Figure 3. Implantable optical nerve cuffs are well tolerated and activate MNs in anesthetized rats.

(A) Biocompatible spiral cuffs were constructed from polydimethylsiloxane (PDMS) and covalently bound to a silicon-based optical fiber that was terminated with a stainless steel ferrule. (B) Optical nerve cuffs were implanted into rats around the sciatic nerve 4 weeks following AAV6:ChR2 delivery. (C) Typical traces of EMG (targeted and non-targeted muscles) and force (targeted muscle only) following illumination using the optical nerve cuff (20 mW, 5 ms, 1 Hz) in anesthetized rats 1 week following cuff implantation. (D) Representative force trace following a train of light pulses (20 mW, 2.5 ms, 36 Hz) using the nerve cuff. (E) Percentage of smf versus pulse width (20 mW light power) using direct laser light application (n = 7) or light transmitted through the implanted cuff (n = 3). (F) Percentage of smf versus light power (5 ms pulse width) using direct laser light application (n = 7) or light transmitted through the implanted cuff (n = 3). (G) Integrated EMG in targeted and non-targeted muscles following light delivery using the optical nerve cuff (20 mW, 5 ms) (n = 3). (H) Integrated EMG in the targeted muscle at 1 day, 1 week, and 1 month following implantation (n = 1). (I) Stride length of paws in age-matched wild-type littermates (n = 4) and rats 1 week post-implantation of optical nerve cuffs (n = 5).

Figure 4. Optogenetic activation of targeted sciatic nerve axons in awake and moving rats.

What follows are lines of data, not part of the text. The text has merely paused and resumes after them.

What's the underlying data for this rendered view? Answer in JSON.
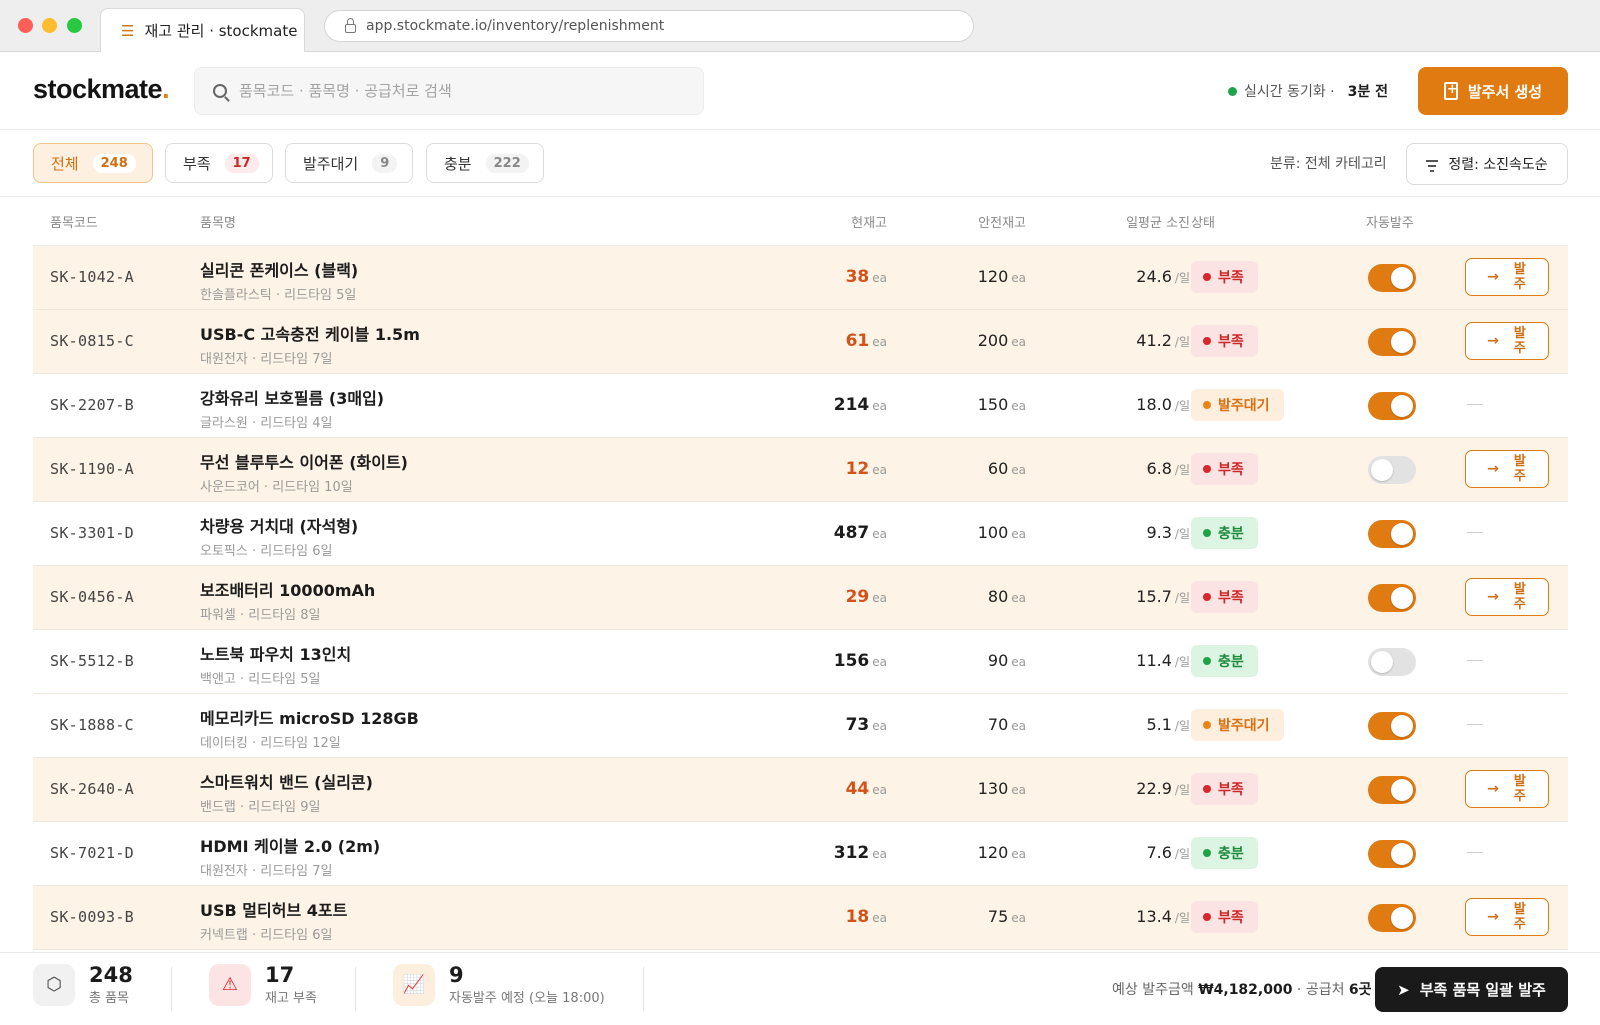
{
  "browser": {
    "tab_title": "재고 관리 · stockmate",
    "url": "app.stockmate.io/inventory/replenishment"
  },
  "header": {
    "logo_text": "stockmate",
    "logo_dot": ".",
    "search_placeholder": "품목코드 · 품목명 · 공급처로 검색",
    "sync_label": "실시간 동기화 ·",
    "sync_time": "3분 전",
    "create_button": "발주서 생성"
  },
  "filters": {
    "chips": [
      {
        "label": "전체",
        "count": "248"
      },
      {
        "label": "부족",
        "count": "17"
      },
      {
        "label": "발주대기",
        "count": "9"
      },
      {
        "label": "충분",
        "count": "222"
      }
    ],
    "category": "분류: 전체 카테고리",
    "sort": "정렬: 소진속도순"
  },
  "table": {
    "columns": [
      "품목코드",
      "품목명",
      "현재고",
      "안전재고",
      "일평균 소진",
      "상태",
      "자동발주"
    ],
    "unit_stock": "ea",
    "unit_daily": "/일",
    "order_label": "발주",
    "rows": [
      {
        "code": "SK-1042-A",
        "name": "실리콘 폰케이스 (블랙)",
        "sub": "한솔플라스틱 · 리드타임 5일",
        "stock": "38",
        "safe": "120",
        "daily": "24.6",
        "status": "부족",
        "auto": "on",
        "order": true
      },
      {
        "code": "SK-0815-C",
        "name": "USB-C 고속충전 케이블 1.5m",
        "sub": "대원전자 · 리드타임 7일",
        "stock": "61",
        "safe": "200",
        "daily": "41.2",
        "status": "부족",
        "auto": "on",
        "order": true
      },
      {
        "code": "SK-2207-B",
        "name": "강화유리 보호필름 (3매입)",
        "sub": "글라스원 · 리드타임 4일",
        "stock": "214",
        "safe": "150",
        "daily": "18.0",
        "status": "발주대기",
        "auto": "on",
        "order": false
      },
      {
        "code": "SK-1190-A",
        "name": "무선 블루투스 이어폰 (화이트)",
        "sub": "사운드코어 · 리드타임 10일",
        "stock": "12",
        "safe": "60",
        "daily": "6.8",
        "status": "부족",
        "auto": "off",
        "order": true
      },
      {
        "code": "SK-3301-D",
        "name": "차량용 거치대 (자석형)",
        "sub": "오토픽스 · 리드타임 6일",
        "stock": "487",
        "safe": "100",
        "daily": "9.3",
        "status": "충분",
        "auto": "on",
        "order": false
      },
      {
        "code": "SK-0456-A",
        "name": "보조배터리 10000mAh",
        "sub": "파워셀 · 리드타임 8일",
        "stock": "29",
        "safe": "80",
        "daily": "15.7",
        "status": "부족",
        "auto": "on",
        "order": true
      },
      {
        "code": "SK-5512-B",
        "name": "노트북 파우치 13인치",
        "sub": "백앤고 · 리드타임 5일",
        "stock": "156",
        "safe": "90",
        "daily": "11.4",
        "status": "충분",
        "auto": "off",
        "order": false
      },
      {
        "code": "SK-1888-C",
        "name": "메모리카드 microSD 128GB",
        "sub": "데이터킹 · 리드타임 12일",
        "stock": "73",
        "safe": "70",
        "daily": "5.1",
        "status": "발주대기",
        "auto": "on",
        "order": false
      },
      {
        "code": "SK-2640-A",
        "name": "스마트워치 밴드 (실리콘)",
        "sub": "밴드랩 · 리드타임 9일",
        "stock": "44",
        "safe": "130",
        "daily": "22.9",
        "status": "부족",
        "auto": "on",
        "order": true
      },
      {
        "code": "SK-7021-D",
        "name": "HDMI 케이블 2.0 (2m)",
        "sub": "대원전자 · 리드타임 7일",
        "stock": "312",
        "safe": "120",
        "daily": "7.6",
        "status": "충분",
        "auto": "on",
        "order": false
      },
      {
        "code": "SK-0093-B",
        "name": "USB 멀티허브 4포트",
        "sub": "커넥트랩 · 리드타임 6일",
        "stock": "18",
        "safe": "75",
        "daily": "13.4",
        "status": "부족",
        "auto": "on",
        "order": true
      }
    ]
  },
  "footer": {
    "stats": [
      {
        "value": "248",
        "label": "총 품목",
        "icon": "box-icon"
      },
      {
        "value": "17",
        "label": "재고 부족",
        "icon": "warning-icon"
      },
      {
        "value": "9",
        "label": "자동발주 예정 (오늘 18:00)",
        "icon": "chart-icon"
      }
    ],
    "est_label": "예상 발주금액",
    "est_amount": "₩4,182,000",
    "supplier_label": "· 공급처",
    "supplier_count": "6곳",
    "bulk_button": "부족 품목 일괄 발주"
  },
  "colors": {
    "accent": "#e07b12",
    "short": "#cc2727",
    "wait": "#d96f0d",
    "ok": "#1c8b3c",
    "low_row_bg": "#fdf3e6"
  }
}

(A) Optical nerve cuffs and EMG electrodes were implanted into rats 4 weeks following AAV6:ChR2 delivery. EMG electrodes were implanted onto the surface of the AAV6:ChR2-injected muscle (targeted) and onto the uninjected muscle on the opposite leg (contralateral). Non-anesthetized rats were tested for EMG activity on a treadmill 3 days following the surgery. (B) EMG activity in response to a pulse of blue light (20 mW, 5 ms) in the targeted and contralateral muscles in awake, non-moving rats. (C) EMG activity in response to pulses of light (20 mW, 5 ms, 1 Hz) in awake rats walking on a treadmill at constant speed (20 cm/s). (D) EMG activity in response to 150 ms trains of light (20 mW, 5 ms, 36 Hz) in awake rats walking on a treadmill. (E) Integrated EMG in the targeted muscle in response to optogenetic or physiological activation (n = 3, animals matched) for twitch and tetanus contractions. Integrated EMG responses following optogenetic activation are greater or equal to physiological activity (* P<0.05; 2 tailed paired T-test). (F) Integrated EMG versus gait cycle demonstrating that activity was independent of the position of the legs (n = 32 trials, R² = 0.05).